Bandar Lampung – Pemerintah Provinsi Lampung menegaskan komitmennya dalam menjamin hak pelayanan kesehatan masyarakat di 15 kabupaten/kota. Hal tersebut dibuktikan melalui pengalokasian anggaran sebesar Rp125 miliar untuk mendukung kepesertaan BPJS Kesehatan sepanjang tahun anggaran 2026.Panduan & Petunjuk Perjalanan

​Hal tersebut disampaikan oleh Sekdaprov Lampung, Marindo Kurniawan, usai memimpin Rapat Forum Kemitraan Pengelolaan Kerjasama Fasilitas Kesehatan Provinsi Lampung Semester I Tahun 2026 yang berlangsung di Ruang Sakai Sambayan, Senin (18/5/2026).

​Sekdaprov Marindo Kurniawan merincikan bahwa total anggaran tersebut dibagi ke dalam dua pos jaminan pembiayaan kesehatan masyarakat.

​”Kita pastikan bahwa dukungan dan niat ya, dari Pemerintah Provinsi Lampung bersama DPRD tentunya, telah mengalokasikan anggaran untuk meng-cover BPJS ini, PBI sebesar 85 miliar, kemudian juga ada PBPU sebesar 40 miliar,” ujar Sekdaprov Marindo.

​Ia menambahkan bahwa anggaran dengan total Rp125 miliar tersebut dialokasikan untuk masa satu tahun penuh guna menyisir masyarakat yang belum terakomodasi oleh jaminan kesehatan di tingkat kabupaten/kota.Tujuan Wisata

​”Untuk satu tahun meng-cover masyarakat Lampung di 15 kabupaten/kota. Tentunya kan di 15 kabupaten/kota ini sudah ada dukungan masing-masing. Tinggal bagaimana provinsi meng-cover yang kabupaten/kota yang belum,” jelasnya.

​Guna menjaga agar kepesertaan masyarakat tetap aktif, Pemerintah Provinsi Lampung berjanji akan mengawal proses administrasi pembiayaan ini secara berkala.

“Dalam pelaksanaannya tentunya proses realisasi pembayarannya kita pastikan tepat waktu, sehingga kecukupan kepesertaannya, keaktifan kepesertaannya bisa terjamin terlaksana dengan baik,” imbuh Sekdaprov.

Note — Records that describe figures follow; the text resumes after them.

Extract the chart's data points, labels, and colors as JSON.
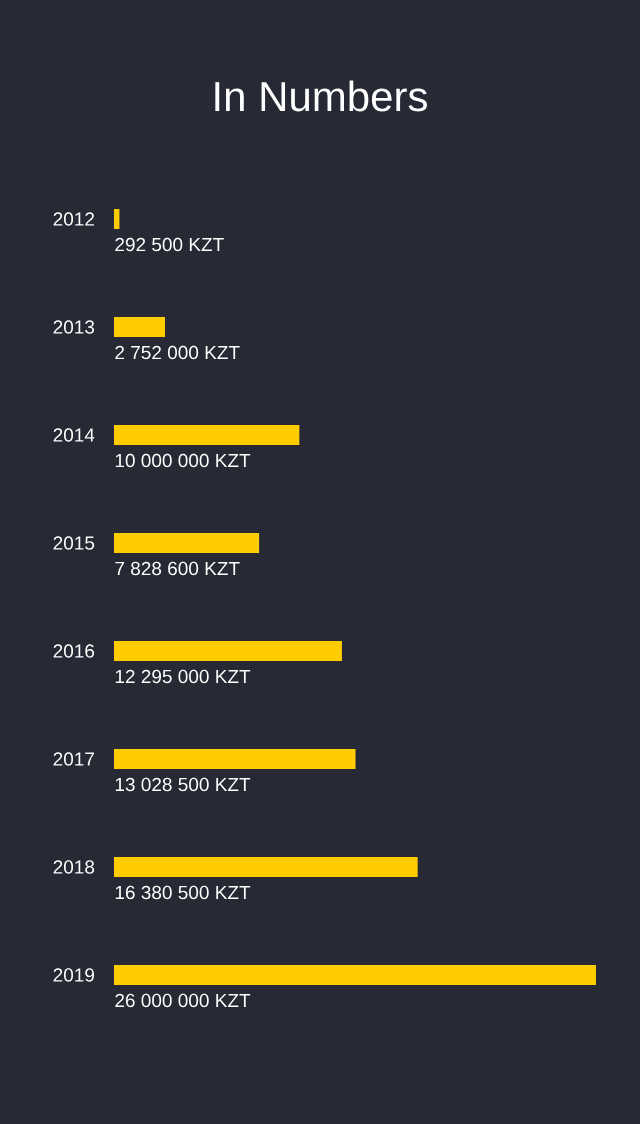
{
  "chart_data": {
    "type": "bar",
    "title": "In Numbers",
    "orientation": "horizontal",
    "categories": [
      "2012",
      "2013",
      "2014",
      "2015",
      "2016",
      "2017",
      "2018",
      "2019"
    ],
    "values": [
      292500,
      2752000,
      10000000,
      7828600,
      12295000,
      13028500,
      16380500,
      26000000
    ],
    "value_labels": [
      "292 500 KZT",
      "2 752 000 KZT",
      "10 000 000  KZT",
      "7 828 600  KZT",
      "12 295 000  KZT",
      "13 028 500  KZT",
      "16 380 500  KZT",
      "26 000 000  KZT"
    ],
    "color": "#ffcc00"
  }
}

​Di sisi lain, menanggapi persoalan adanya kepesertaan PBI JKN yang dinonaktifkan akibat kendala data maupun administrasi pembiayaan, Pemprov Lampung secara tegas meminta pihak BPJS Kesehatan untuk lebih fleksibel dan mengedepankan komunikasi persuasif. Sekdaprov meminta agar BPJS tidak serta-merta memutus hak jaminan kesehatan masyarakat tanpa adanya pemberitahuan terlebih dahulu.

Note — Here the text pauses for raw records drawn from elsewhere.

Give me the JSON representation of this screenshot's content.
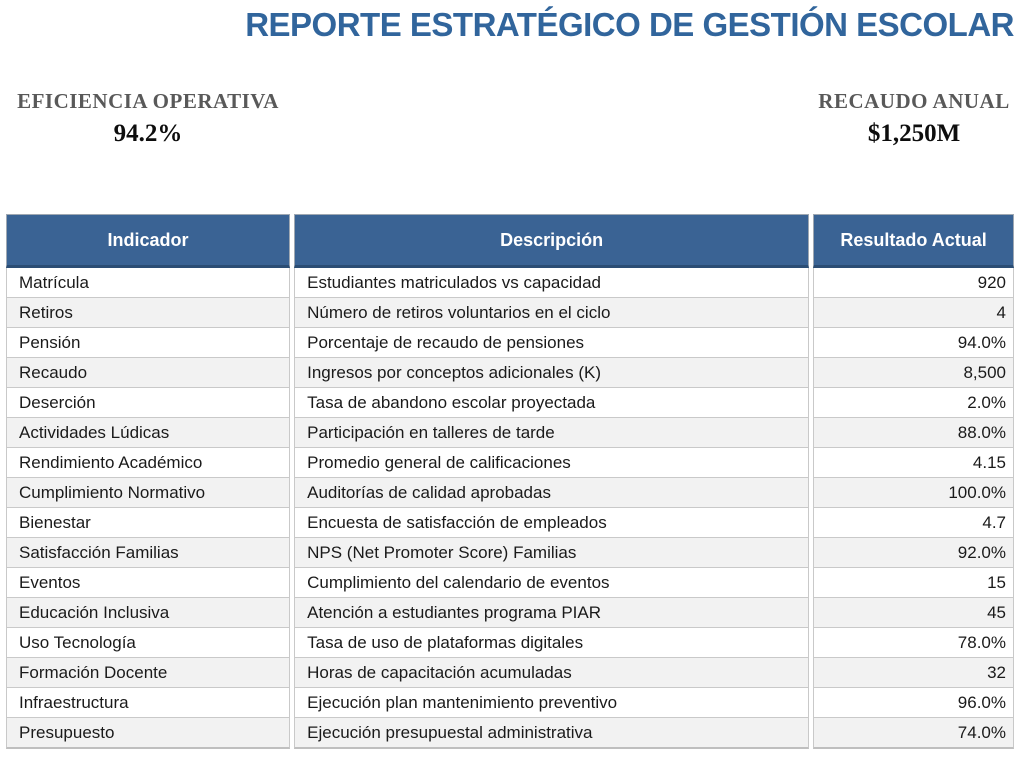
{
  "title": "REPORTE ESTRATÉGICO DE GESTIÓN ESCOLAR",
  "kpis": [
    {
      "label": "EFICIENCIA OPERATIVA",
      "value": "94.2%"
    },
    {
      "label": "RECAUDO ANUAL",
      "value": "$1,250M"
    }
  ],
  "table": {
    "headers": [
      "Indicador",
      "Descripción",
      "Resultado Actual"
    ],
    "rows": [
      [
        "Matrícula",
        "Estudiantes matriculados vs capacidad",
        "920"
      ],
      [
        "Retiros",
        "Número de retiros voluntarios en el ciclo",
        "4"
      ],
      [
        "Pensión",
        "Porcentaje de recaudo de pensiones",
        "94.0%"
      ],
      [
        "Recaudo",
        "Ingresos por conceptos adicionales (K)",
        "8,500"
      ],
      [
        "Deserción",
        "Tasa de abandono escolar proyectada",
        "2.0%"
      ],
      [
        "Actividades Lúdicas",
        "Participación en talleres de tarde",
        "88.0%"
      ],
      [
        "Rendimiento Académico",
        "Promedio general de calificaciones",
        "4.15"
      ],
      [
        "Cumplimiento Normativo",
        "Auditorías de calidad aprobadas",
        "100.0%"
      ],
      [
        "Bienestar",
        "Encuesta de satisfacción de empleados",
        "4.7"
      ],
      [
        "Satisfacción Familias",
        "NPS (Net Promoter Score) Familias",
        "92.0%"
      ],
      [
        "Eventos",
        "Cumplimiento del calendario de eventos",
        "15"
      ],
      [
        "Educación Inclusiva",
        "Atención a estudiantes programa PIAR",
        "45"
      ],
      [
        "Uso Tecnología",
        "Tasa de uso de plataformas digitales",
        "78.0%"
      ],
      [
        "Formación Docente",
        "Horas de capacitación acumuladas",
        "32"
      ],
      [
        "Infraestructura",
        "Ejecución plan mantenimiento preventivo",
        "96.0%"
      ],
      [
        "Presupuesto",
        "Ejecución presupuestal administrativa",
        "74.0%"
      ]
    ]
  },
  "colors": {
    "title_blue": "#31659C",
    "header_blue": "#3A6394",
    "header_border_dark": "#2B4D74",
    "stripe_gray": "#F2F2F2",
    "border_gray": "#C9C9C9",
    "kpi_label_gray": "#595959"
  }
}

​”Yang dinonaktifkan itu kan ada banyak kendala, dari sisi data, kemudian juga dari sisi pembiayaan. Kita minta kepada BPJS untuk bisa memastikan, di-warning terlebih dahulu ketika ada data kepesertaan BPJS yang tidak aktif akibat belum dibayar mungkin preminya. Nah, ini yang menjadi kendala, oleh karenanya jangan buru-buru diputus,” tegas Marindo.

​Melalui mekanisme peringatan dini tersebut, diharapkan seluruh pihak pemberi kerja, baik pemerintah maupun sektor mandiri, dapat segera merespons kewajibannya.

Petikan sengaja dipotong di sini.